Mechanistic Aspects of Actin Polymerization at WH2-proteins: Human Spir and VopF from V. cholerae in Comparison

WH2 蛋白肌动蛋白聚合的机制：人类 Spir 和来自霍乱弧菌的 VopF 的比较

• 批准号: 171084014
• 负责人: Professor Dr. Kornelius Zeth
• 金额: --
• 依托单位: Institute for Mathematics and Physics
• 依托单位国家: 德国
• 项目类别: Priority Programmes
• 财政年份: 2010
• 资助国家: 德国
• 起止时间: 2009-12-31 至 2013-12-31
• 项目状态: 已结题
• 来源: https://gepris.dfg.de/gepris/projekt/171084014?language=en
• 关键词: Mechanistic; Aspects; Actin; Polymerization; WH2

Initiation of actin nucleation and polymerization requires protein scaffolds of different types which allow for sequestration and orientation of free actin molecules. The Arp2/3 complex has been reported to polymerize branched actin filaments, while formin-like nucleators are known to form unbranched actin polymers at the barbed end. A third factor, Spir, has been described to initiate unbranched actin filaments from the pointed end by the occurrence of four subsequent WASP Homology 2 domains (WH2). Due to the localization of Spir at membrane surfaces, a possible function of this protein in vesicle transport within cells has been proposed. The Spir sequence comprises four domains, the KIND domain, the WH2 cluster, the Spir-box and the FYVE domain for membrane interaction. Attachment of Spir to membranes and initiation of actin polymerization processes involves a number of co-factors: actin monomers, formin, and possibly membrane-bound GTPases. To understand the regulation of nucleation and polymerization by Spir on a mechanistic basis we have started to map interactions by structure biology methods. Our first attempt was the determination of a complex structure between the Spir/KIND and the formin Spir interaction (FSI) module. More recently it turned out that also pathogenic bacteria use WH2- domain clusters in secreted effector proteins to manipulate the host cell cytoskeleton. We currently investigate the structure of VopF from Vibrio cholerae mimicking the WH2-scaffold of Spir proteins. Here we aim to understand the interference into the host cell pathways and to compare principles of actin filament formation on WH2 domain clusters in general.
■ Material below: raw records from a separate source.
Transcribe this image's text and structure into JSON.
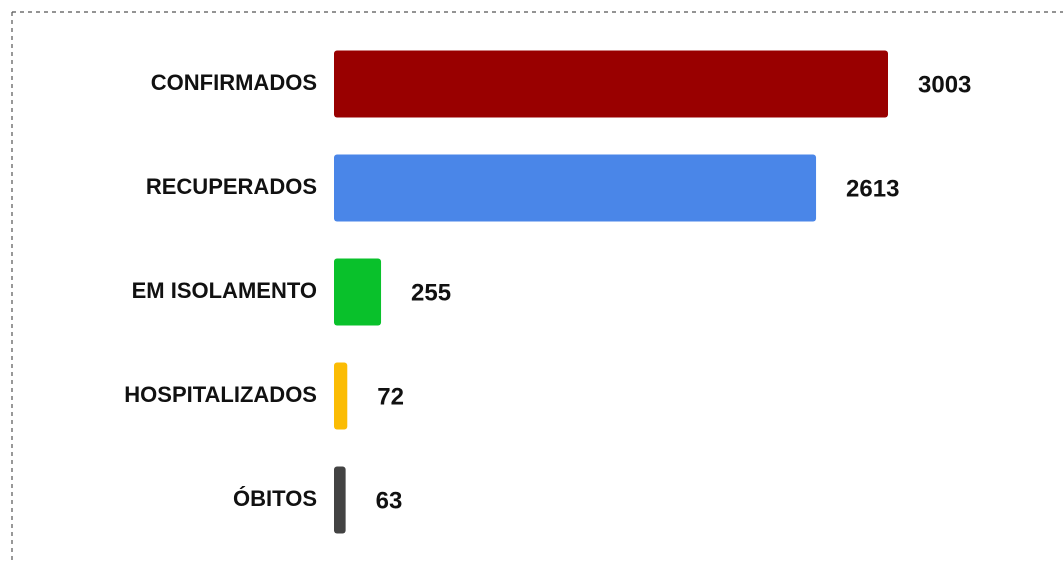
{
  "chart_data": {
    "type": "bar",
    "orientation": "horizontal",
    "categories": [
      "CONFIRMADOS",
      "RECUPERADOS",
      "EM ISOLAMENTO",
      "HOSPITALIZADOS",
      "ÓBITOS"
    ],
    "values": [
      3003,
      2613,
      255,
      72,
      63
    ],
    "colors": [
      "#990000",
      "#4a86e8",
      "#09c12b",
      "#fbbc04",
      "#434343"
    ]
  }
}
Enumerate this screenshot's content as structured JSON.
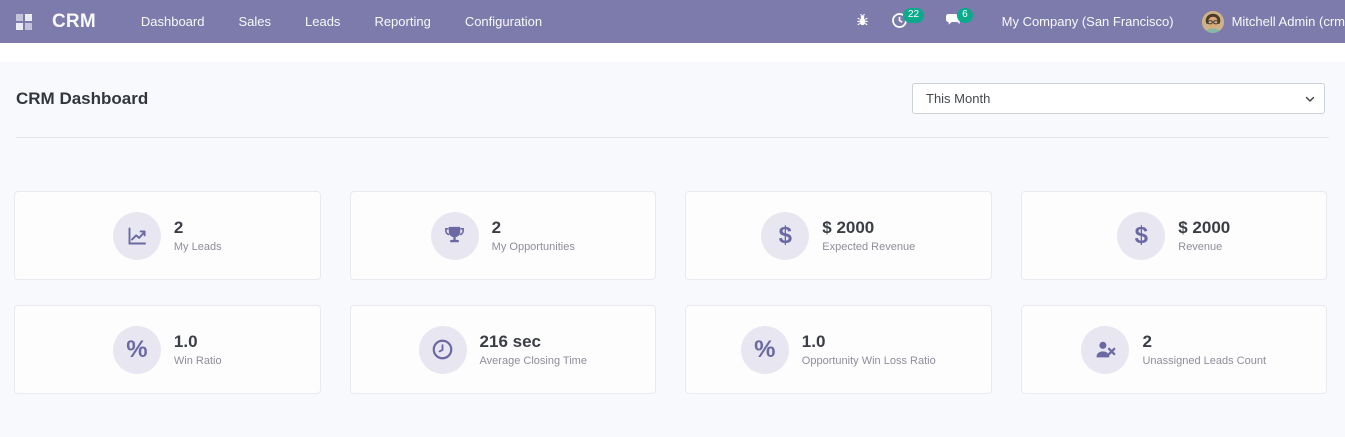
{
  "navbar": {
    "app_name": "CRM",
    "menu_items": [
      {
        "id": "dashboard",
        "label": "Dashboard"
      },
      {
        "id": "sales",
        "label": "Sales"
      },
      {
        "id": "leads",
        "label": "Leads"
      },
      {
        "id": "reporting",
        "label": "Reporting"
      },
      {
        "id": "configuration",
        "label": "Configuration"
      }
    ],
    "activity_badge": "22",
    "message_badge": "6",
    "company_name": "My Company (San Francisco)",
    "user_name": "Mitchell Admin (crm",
    "colors": {
      "navbar_bg": "#7c7bac",
      "badge_bg": "#0baa8d"
    }
  },
  "header": {
    "title": "CRM Dashboard",
    "period_filter": "This Month"
  },
  "kpi_cards": [
    {
      "icon": "line-chart",
      "value": "2",
      "label": "My Leads"
    },
    {
      "icon": "trophy",
      "value": "2",
      "label": "My Opportunities"
    },
    {
      "icon": "dollar",
      "value": "$ 2000",
      "label": "Expected Revenue"
    },
    {
      "icon": "dollar",
      "value": "$ 2000",
      "label": "Revenue"
    },
    {
      "icon": "percent",
      "value": "1.0",
      "label": "Win Ratio"
    },
    {
      "icon": "clock",
      "value": "216 sec",
      "label": "Average Closing Time"
    },
    {
      "icon": "percent",
      "value": "1.0",
      "label": "Opportunity Win Loss Ratio"
    },
    {
      "icon": "user-times",
      "value": "2",
      "label": "Unassigned Leads Count"
    }
  ],
  "theme": {
    "accent_purple": "#6b69a3",
    "icon_circle_bg": "#e8e7f1",
    "card_bg": "#fdfdfe",
    "content_bg": "#f8f9fc"
  }
}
肌动蛋白成核和聚合的启动需要不同类型的蛋白质支架，以允许游离肌动蛋白分子的隔离和定向。据报道，Arp2/3 复合物可聚合支化肌动蛋白丝，而已知类福明成核剂可在有刺末端形成无支化肌动蛋白聚合物。第三个因子 Spir 被描述为通过四个后续 WASP 同源 2 结构域 (WH2) 的出现从尖端启动不分支的肌动蛋白丝。由于 Spir 位于膜表面，因此有人提出该蛋白在细胞内囊泡运输中可能具有的功能。 Spir 序列包含四个结构域：KIND 结构域、WH2 簇、Spir-box 和用于膜相互作用的 FYVE 结构域。 Spir 与膜的附着和肌动蛋白聚合过程的启动涉及许多辅助因子：肌动蛋白单体、福尔明和可能的膜结合 GTP 酶。为了从机理上了解 Spir 对成核和聚合的调节，我们开始通过结构生物学方法绘制相互作用图谱。我们的第一次尝试是确定 Spir/KIND 和 formin Spir 相互作用 (FSI) 模块之间的复杂结构。最近发现，病原菌也利用分泌的效应蛋白中的 WH2 结构域簇来操纵宿主细胞的细胞骨架。我们目前研究霍乱弧菌中模拟 Spir 蛋白 WH2 支架的 VopF 结构。在这里，我们的目的是了解对宿主细胞途径的干扰，并比较 WH2 结构域簇上肌动蛋白丝形成的一般原理。